Oireachtas Joint and Select Committees

Thursday, 5 February 2015

Committee of Inquiry into the Banking Crisis

Context Phase

Photo of Ciarán LynchCiarán Lynch (Cork South Central, Labour) | Oireachtas source

We began with a football analogy and you introduced the football team Glasgow Celtic. Glasgow Rangers got itself into trouble because it obeyed some very basic accountancy rules in running a football club and ended up getting itself regulated into a new league. We have a situation where, because a football club becomes insolvent, a very measurable outcome happens. This is football. Bill Shankly might have said it is far more important than life, but banking is certainly a very important factor in life.

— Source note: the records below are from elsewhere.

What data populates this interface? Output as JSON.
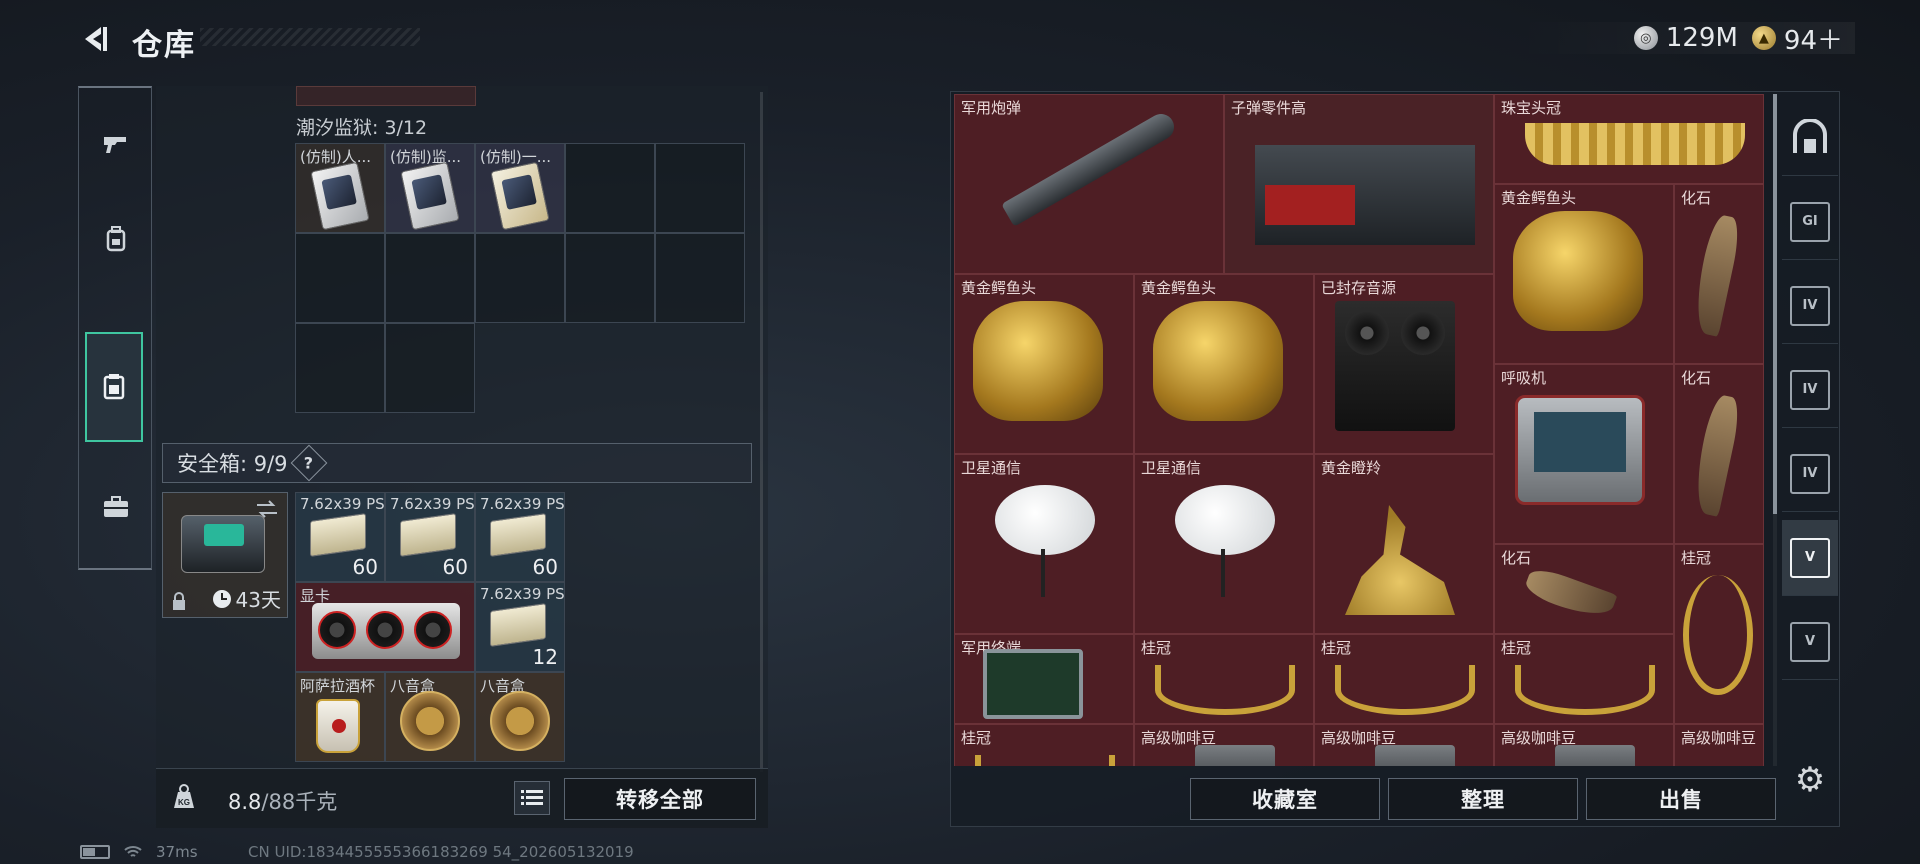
{
  "header": {
    "title": "仓库",
    "currencies": [
      {
        "icon": "silver-coin-icon",
        "value": "129M"
      },
      {
        "icon": "gold-coin-icon",
        "value": "94＋"
      }
    ]
  },
  "left_nav": [
    "gun-icon",
    "backpack-icon",
    "storage-icon",
    "briefcase-icon"
  ],
  "container": {
    "label": "潮汐监狱: 3/12",
    "cells": [
      {
        "label": "(仿制)人..."
      },
      {
        "label": "(仿制)监..."
      },
      {
        "label": "(仿制)一..."
      }
    ]
  },
  "safe": {
    "label": "安全箱: 9/9",
    "help": "?",
    "days": "43天",
    "items": [
      {
        "label": "7.62x39 PS",
        "count": "60"
      },
      {
        "label": "7.62x39 PS",
        "count": "60"
      },
      {
        "label": "7.62x39 PS",
        "count": "60"
      },
      {
        "label": "显卡",
        "count": ""
      },
      {
        "label": "7.62x39 PS",
        "count": "12"
      },
      {
        "label": "阿萨拉酒杯",
        "count": ""
      },
      {
        "label": "八音盒",
        "count": ""
      },
      {
        "label": "八音盒",
        "count": ""
      }
    ]
  },
  "weight": {
    "current": "8.8",
    "max": "/88千克"
  },
  "buttons": {
    "transfer_all": "转移全部",
    "collection": "收藏室",
    "sort": "整理",
    "sell": "出售"
  },
  "stash": [
    {
      "label": "军用炮弹"
    },
    {
      "label": "子弹零件高"
    },
    {
      "label": "珠宝头冠"
    },
    {
      "label": "黄金鳄鱼头"
    },
    {
      "label": "化石"
    },
    {
      "label": "黄金鳄鱼头"
    },
    {
      "label": "黄金鳄鱼头"
    },
    {
      "label": "已封存音源"
    },
    {
      "label": "呼吸机"
    },
    {
      "label": "化石"
    },
    {
      "label": "卫星通信"
    },
    {
      "label": "卫星通信"
    },
    {
      "label": "黄金瞪羚"
    },
    {
      "label": "化石"
    },
    {
      "label": "桂冠"
    },
    {
      "label": "军用终端"
    },
    {
      "label": "桂冠"
    },
    {
      "label": "桂冠"
    },
    {
      "label": "桂冠"
    },
    {
      "label": "桂冠"
    },
    {
      "label": "高级咖啡豆"
    },
    {
      "label": "高级咖啡豆"
    },
    {
      "label": "高级咖啡豆"
    },
    {
      "label": "高级咖啡豆"
    }
  ],
  "right_nav": [
    "vault-door-icon",
    "GI",
    "IV",
    "IV",
    "IV",
    "V",
    "V",
    "settings-icon"
  ],
  "status": {
    "ping": "37ms",
    "uid": "CN UID:1834455555366183269 54_202605132019"
  }
}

In Professor Black's testimony this morning and Professor Kane's testimony the week before, both stated there was £180 billion paid out in fines by American and European banks since 2008. These are banks that are breaching rules and regulations you are setting out. In euro terms, it is in excess of €200 billion. This inquiry is not just about looking at the past; it is about learning from the past. You concentrated on that this morning. It is about focusing going into the future.

In your presentation to the inquiry this morning, you talk about banks that are too big to fail and sanctions that would be applied. I think it was on page 3 of your report. You say that national supervisors were required to review remuneration policies, which are bonuses in laypersons' terms, and to impose sanctions if these policies did not meet the new requirements. You then go on to state that supervisors have obtained enhanced sanctioning powers going into the future, which are more intrusive and so on and so forth.

Are we ever going to arrive at a stage where the Commission will say it will continue with a fine-based system, but it will move into a legislative code which identifies bankers, as Senator O'Keeffe said, as opposed to banking institutions? Would there be strong recommendations in regard to the changes in the criminal code, where we would criminalise some of this behaviour as opposed to the sanction involving fining an institution?